Su padre, un hombre fuerte y vigoroso, cargó a Antonio a la espalda para evitar que el pequeño se embarrara en los tramos más fangosos. La travesía hasta la vía principal fue ardua, pero finalmente llegaron. Allí, se cambiaron de calzado y esperaron pacientemente el autobús intermunicipal que los llevaría a Bogotá.

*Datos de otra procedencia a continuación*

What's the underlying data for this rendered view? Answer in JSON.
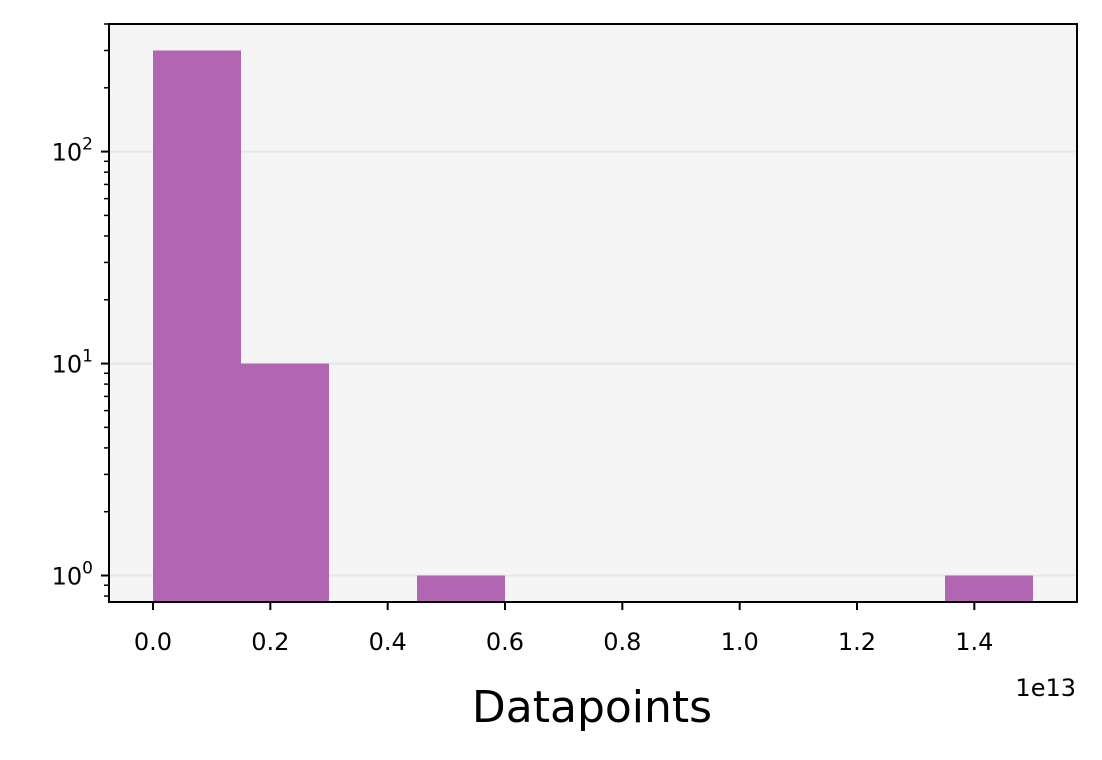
{
  "chart_data": {
    "type": "bar",
    "title": "",
    "xlabel": "Datapoints",
    "ylabel": "",
    "x_offset_label": "1e13",
    "x_scale_note": "x values in units of 1e13",
    "yscale": "log",
    "xlim": [
      -0.075,
      1.575
    ],
    "ylim": [
      0.75,
      400
    ],
    "grid": "y-major",
    "bar_color": "#b066b0",
    "plot_background": "#f5f5f5",
    "x_ticks": [
      "0.0",
      "0.2",
      "0.4",
      "0.6",
      "0.8",
      "1.0",
      "1.2",
      "1.4"
    ],
    "x_tick_values": [
      0.0,
      0.2,
      0.4,
      0.6,
      0.8,
      1.0,
      1.2,
      1.4
    ],
    "y_ticks": [
      {
        "value": 1,
        "base": "10",
        "exp": "0"
      },
      {
        "value": 10,
        "base": "10",
        "exp": "1"
      },
      {
        "value": 100,
        "base": "10",
        "exp": "2"
      }
    ],
    "bins": [
      {
        "start": 0.0,
        "end": 0.15,
        "count": 300
      },
      {
        "start": 0.15,
        "end": 0.3,
        "count": 10
      },
      {
        "start": 0.3,
        "end": 0.45,
        "count": 0
      },
      {
        "start": 0.45,
        "end": 0.6,
        "count": 1
      },
      {
        "start": 0.6,
        "end": 0.75,
        "count": 0
      },
      {
        "start": 0.75,
        "end": 0.9,
        "count": 0
      },
      {
        "start": 0.9,
        "end": 1.05,
        "count": 0
      },
      {
        "start": 1.05,
        "end": 1.2,
        "count": 0
      },
      {
        "start": 1.2,
        "end": 1.35,
        "count": 0
      },
      {
        "start": 1.35,
        "end": 1.5,
        "count": 1
      }
    ]
  }
}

En la ciudad, Antonio fue sometido a un tratamiento de inhalación con mascarilla, mientras su madre lo observaba con ternura. Cuando todo terminó, sintieron una alegría inmensa. Para celebrar, entraron en una panadería cercana. Antonio, fascinado, miró a través de una vitrina y vio unas grandes bolas doradas. "¿Mamita, qué es eso?", preguntó con curiosidad. "Son buñuelos, ¿quieres uno?", le respondió su madre. "¡Sí, sí!", exclamó él emocionado. No era común disfrutar de esas delicias en el campo, y Antonio saboreó su buñuelo como si fuera un verdadero tesoro.

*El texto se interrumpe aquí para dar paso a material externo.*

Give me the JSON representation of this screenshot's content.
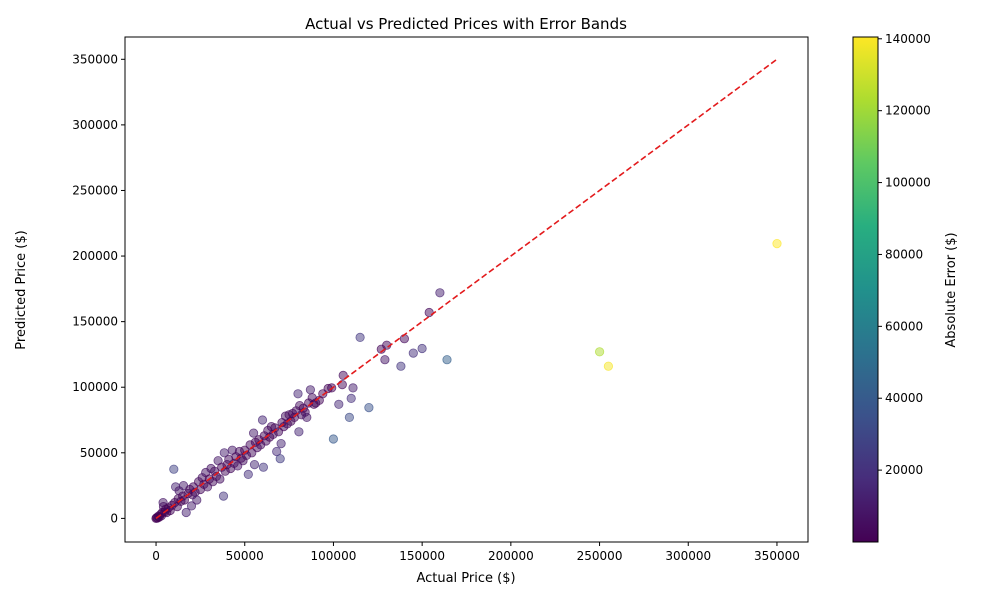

Al terminar, se prepararon para el regreso. Cambiaron de nuevo su calzado al llegar a la base del camino real y comenzaron a subir. Ahora Antonio ya podía caminar solo, avanzando con entusiasmo por el sendero. Ese día, sus padres demostraron una vez más su amor y dedicación, sin importar las inclemencias del clima, el terreno o las largas horas de viaje. Antonio, sin importar cuántos años pasen, siempre recordará cómo su padre lo cargó en su espalda para protegerlo. Él les estará eternamente agradecido, y siempre pedirá a Dios que los bendiga.
1 comentario:
Linda historia de vida, me conmovió el corazón, me recuerda la infancia que han y hemos tenido muchísimos en la vida de campo. Felicitaciones...felicitaciones , redaccion fenomenal. Gracias.